National Service personnel should be decorated

National Service personnel should be decorated

Peter Loader draws attention to service personnel who served between 1949 and 1975, that their pay was abated and asked for readers comments to be sent via the editor.

Like many who served, following conscription, their pay was less than that of a ‘regular’, who might have signed on for as little as 3 or 5 years, even though they trained together and worked together.

This was one of the sacrifices National Service personnel made, in addition to career interruptions and opportunities to seek employment interviews and the obligation to serve periods on the Reserve.

There was no talk of a pension or compensation for loss of years contributing to a workplace pension.

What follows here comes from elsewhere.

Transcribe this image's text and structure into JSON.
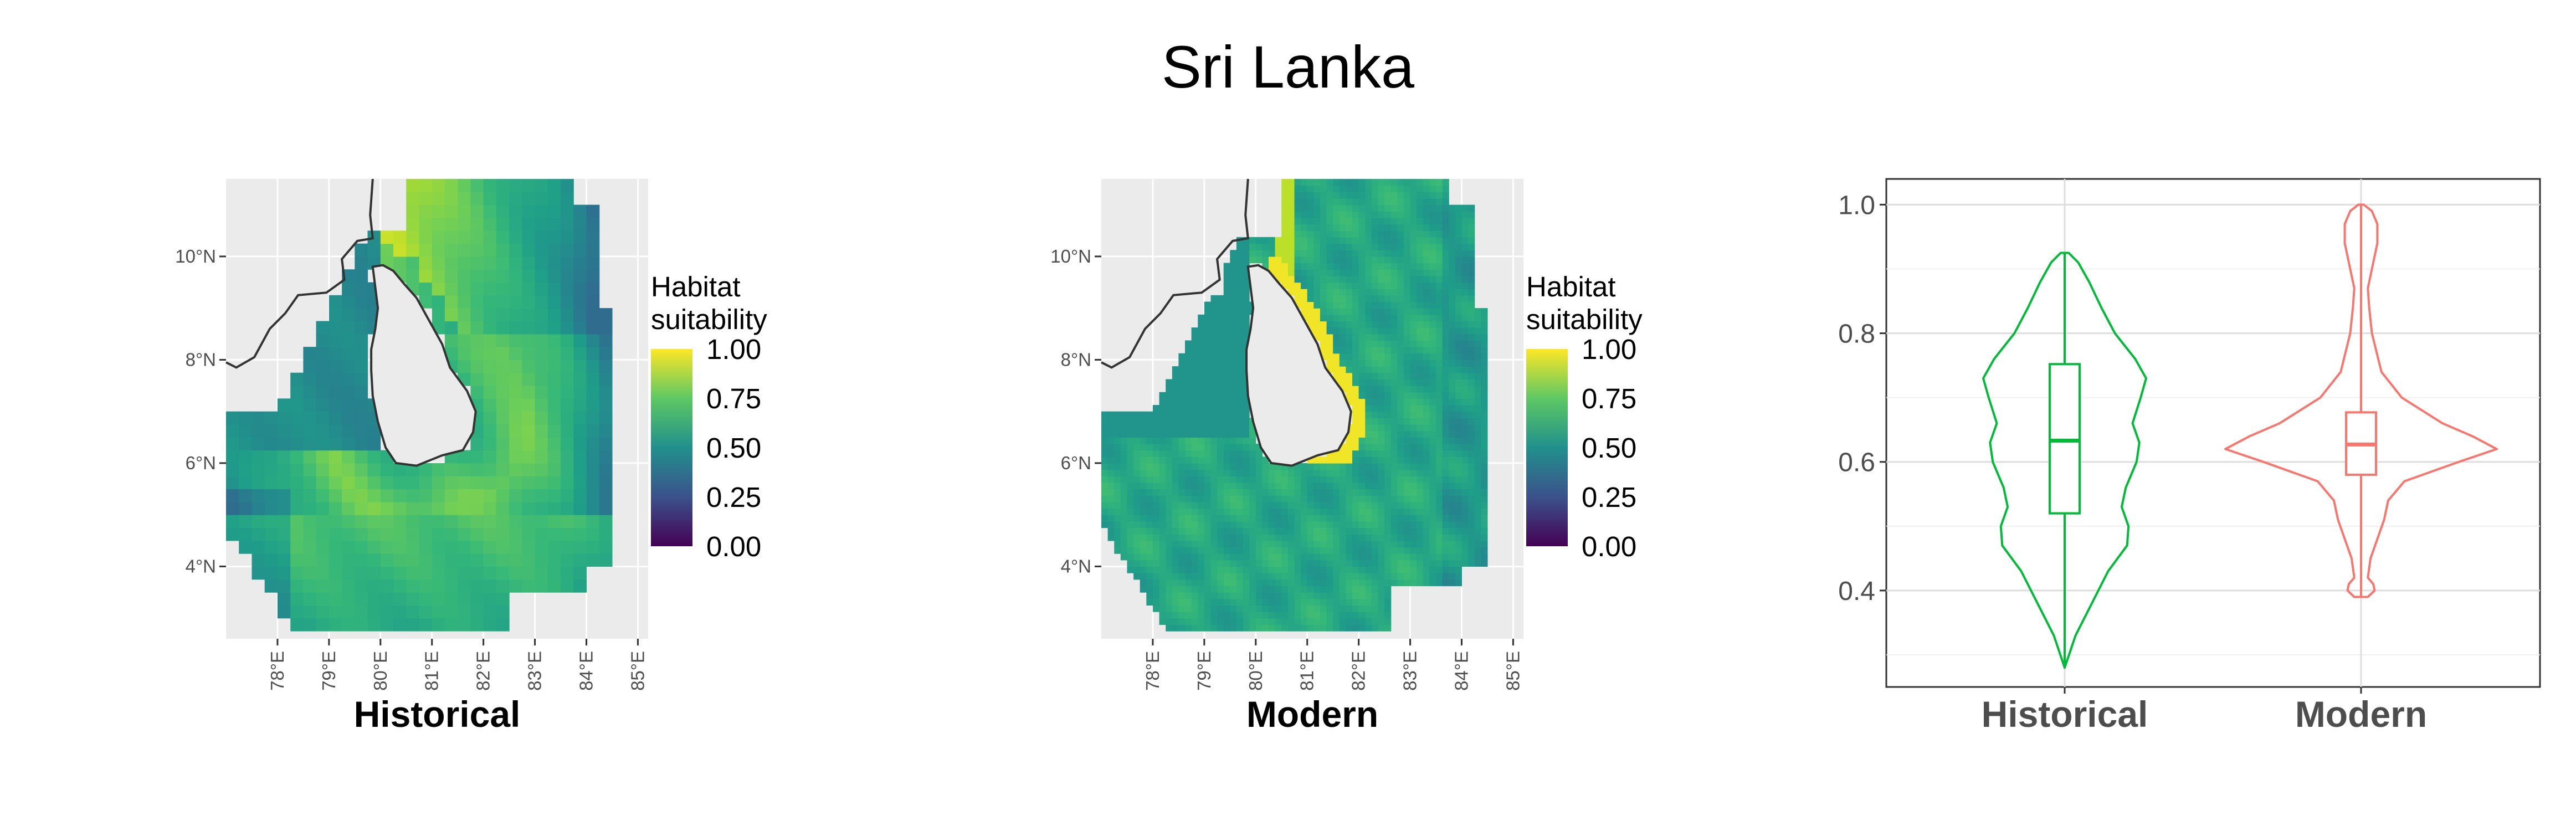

1949 was an anxious time and many who served in Egypt lived in tents in the sand. When it came to considering the return to the UK, an outbreak of paratyphoid took place on the camp and it was only those who managed to survive a month’s quarantine that made the return trip on the return date.

I endeavoured to suggest that NS personnel should have a general service medal ribbon, as being ‘bare chested’ looked odd on Remembrance Days, but this did not find favour with the authorities.

So one must take one’s hat off to the Suez veterans who persisted in their request for a ribbon, but it took 5 years. The irony is that one could be in a non-combative role, even a civilian, way off shore, in a ship but be entitled to the medal ribbon.

For those with longer memories, the members of the British Expedition Force, who got left behind in ‘France’, often complained they did not receive a campaign medal.